Have I understand your question well?
I think this is a good question. Could you send me some background materials?
Let r and m be the cardinalities of R and M respectively. Let M(e) be the set of maximum matchings containing edge e.
For a complete graph K_n, the question is not hard. For example, r(K_2n) = 2n-1.
Proof. Firstly note that, by symmetry, each edge meets equal number of M's in M. Since K_2n has perfect matchings, each M in M saturates vertex v. Let e_1 ... e_(2n-1) be all the edges incident with v. It is easily seen that, { M(e_1), ..., M(e_(2n-1) } is a partition of M. Thus, R={e_1 ... e_(2n-1)} is an edge dominating set. Why R is minimum? Recall that, each edge meets equal number of M's in M.
For K_(2n+1), the question is a little harder, but I think it can be solved by counting its maximum matchings (near-perfect).

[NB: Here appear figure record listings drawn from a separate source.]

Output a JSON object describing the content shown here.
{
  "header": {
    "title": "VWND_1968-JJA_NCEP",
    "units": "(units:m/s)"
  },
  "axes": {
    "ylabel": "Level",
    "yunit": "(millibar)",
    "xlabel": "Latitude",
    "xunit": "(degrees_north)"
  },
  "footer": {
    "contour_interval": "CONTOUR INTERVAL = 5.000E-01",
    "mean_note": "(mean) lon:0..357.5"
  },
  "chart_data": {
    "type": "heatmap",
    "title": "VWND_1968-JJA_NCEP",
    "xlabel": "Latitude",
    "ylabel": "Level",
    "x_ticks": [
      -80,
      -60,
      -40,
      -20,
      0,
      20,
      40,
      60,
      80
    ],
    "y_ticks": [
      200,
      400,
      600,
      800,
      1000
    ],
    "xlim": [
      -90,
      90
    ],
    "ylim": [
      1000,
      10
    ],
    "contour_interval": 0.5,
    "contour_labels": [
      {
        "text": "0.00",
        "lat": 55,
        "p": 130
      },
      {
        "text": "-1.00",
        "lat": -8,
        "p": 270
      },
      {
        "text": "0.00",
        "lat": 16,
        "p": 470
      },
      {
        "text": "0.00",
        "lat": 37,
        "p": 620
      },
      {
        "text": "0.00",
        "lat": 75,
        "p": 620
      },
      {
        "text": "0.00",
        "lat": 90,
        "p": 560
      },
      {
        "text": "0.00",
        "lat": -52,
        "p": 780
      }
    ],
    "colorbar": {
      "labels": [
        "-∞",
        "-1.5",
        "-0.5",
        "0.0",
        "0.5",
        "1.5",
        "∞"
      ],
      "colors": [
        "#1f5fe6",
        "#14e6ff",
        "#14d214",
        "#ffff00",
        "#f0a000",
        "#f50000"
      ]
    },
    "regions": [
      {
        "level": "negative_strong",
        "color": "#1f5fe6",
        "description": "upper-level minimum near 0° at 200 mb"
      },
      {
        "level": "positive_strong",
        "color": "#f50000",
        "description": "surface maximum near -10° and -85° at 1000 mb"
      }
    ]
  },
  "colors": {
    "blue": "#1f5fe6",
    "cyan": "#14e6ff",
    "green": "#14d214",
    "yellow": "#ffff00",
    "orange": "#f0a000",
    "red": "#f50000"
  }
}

Peter Breuer, your dominating set is minimal by inclusion but not by size. For example, in the case of K5, your construction gives 7 edges while the edge set of any subgraph K4 is dominating and contains 6 edges (which is the minimum). However, it is easy to prove that if p=2k+1 then any dominating subset R contains at least 3k = 3(p-1)/2 edges. Indeed, it is known that the edge set of Kp can be partitioned to k Hamiltonian cycles. For each cycle H, we need to take at least 3 of its edges to R, otherwise their exists a maximum matching of Kp formed by the edges of H\R.